Let $$ F(x,y,z)=\frac{x{\bf i}+y{\bf j}+z{\bf k}}{(x^2+y^2+z^2)^{3/2}}. $$ How can I calculate $$ \iint_SF\cdot d{\bf S} $$ where $S$ a the "upper semi-unit-sphere" and the boundary of $S$ given by $$ \begin{cases} x+y+z=3\\ (x-1)^2+(y-1)^2+(z-1)^2=1 \end{cases}? $$
- If I change the coordinate to make the equations of the boundary of the semisphere simpler: $$ z'=0,\quad x'^2+y'^2+z'^2=1, $$ then I messed up with $F(x',y',z')$. But if I don't change the coordinates, I messed up with the parameterization of the surface. Any idea?
- Does the integral $$\iint_S\frac{\bf x}{|{\bf x}|^3}\cdot d{\bf S}$$ have some meaning in physics?
[Added] I didn't expect that my description of the surface in the integral is so difficult to be understood.
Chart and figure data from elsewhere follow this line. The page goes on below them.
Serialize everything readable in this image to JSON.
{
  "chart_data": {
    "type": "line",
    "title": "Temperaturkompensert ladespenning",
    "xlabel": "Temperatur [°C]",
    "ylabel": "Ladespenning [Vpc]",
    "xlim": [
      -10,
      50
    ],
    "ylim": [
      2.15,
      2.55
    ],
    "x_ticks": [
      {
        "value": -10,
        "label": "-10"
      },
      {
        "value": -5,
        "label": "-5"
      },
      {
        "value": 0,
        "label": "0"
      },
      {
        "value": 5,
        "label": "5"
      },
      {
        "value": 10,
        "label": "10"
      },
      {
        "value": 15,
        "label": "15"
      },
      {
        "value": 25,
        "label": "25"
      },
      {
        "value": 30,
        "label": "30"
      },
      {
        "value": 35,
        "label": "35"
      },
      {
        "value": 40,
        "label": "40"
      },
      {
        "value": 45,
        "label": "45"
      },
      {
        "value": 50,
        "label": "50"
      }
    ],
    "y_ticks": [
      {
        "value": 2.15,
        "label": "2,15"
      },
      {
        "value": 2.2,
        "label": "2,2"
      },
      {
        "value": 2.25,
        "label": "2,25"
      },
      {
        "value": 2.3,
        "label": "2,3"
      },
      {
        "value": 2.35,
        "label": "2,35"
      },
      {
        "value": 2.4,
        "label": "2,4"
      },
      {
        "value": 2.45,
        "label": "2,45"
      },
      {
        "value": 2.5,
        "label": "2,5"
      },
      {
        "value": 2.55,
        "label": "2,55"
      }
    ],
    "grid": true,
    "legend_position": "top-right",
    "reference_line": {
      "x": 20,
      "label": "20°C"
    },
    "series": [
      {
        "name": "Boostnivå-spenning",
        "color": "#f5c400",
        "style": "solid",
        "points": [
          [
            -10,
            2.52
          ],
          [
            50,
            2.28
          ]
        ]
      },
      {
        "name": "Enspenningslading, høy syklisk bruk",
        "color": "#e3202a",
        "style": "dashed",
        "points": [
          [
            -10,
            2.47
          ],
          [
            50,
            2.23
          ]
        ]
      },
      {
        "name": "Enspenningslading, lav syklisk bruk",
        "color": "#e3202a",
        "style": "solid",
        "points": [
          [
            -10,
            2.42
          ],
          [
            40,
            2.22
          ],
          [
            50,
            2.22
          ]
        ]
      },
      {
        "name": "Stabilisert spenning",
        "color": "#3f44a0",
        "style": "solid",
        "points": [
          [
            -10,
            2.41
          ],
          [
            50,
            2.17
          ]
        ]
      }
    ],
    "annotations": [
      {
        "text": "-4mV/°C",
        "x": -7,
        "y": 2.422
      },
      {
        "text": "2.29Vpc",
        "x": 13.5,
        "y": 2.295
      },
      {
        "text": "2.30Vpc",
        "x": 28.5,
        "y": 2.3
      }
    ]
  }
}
Suppose we have a unit sphere centered at $(1,1,1)$ $$ \Omega=\{(x,y,z)\in{\Bbb R}^3:(x-1)^2+(y-1)^2+(z-1)^2=1\} $$ and the plane $$ P=\{(x,y,z)\in{\Bbb R}^3:x+y+z=3\}. $$ Geometrically, the plane $P$ would cut the sphere $\Omega$ into two pieces and $S$ is one of them while I don't specify which one so that the result would be up to the choice of these two pieces.
The confusion might due to my notation: $$ \begin{cases} x+y+z=3\\ (x-1)^2+(y-1)^2+(z-1)^2=1 \end{cases}. $$ which is equivalent to $$ \{(x,y,z)\in{\Bbb R}^3:x+y+z=3\ {\bf and}\ (x-1)^2+(y-1)^2+(z-1)^2=1\} $$ which is the boundary of $S$.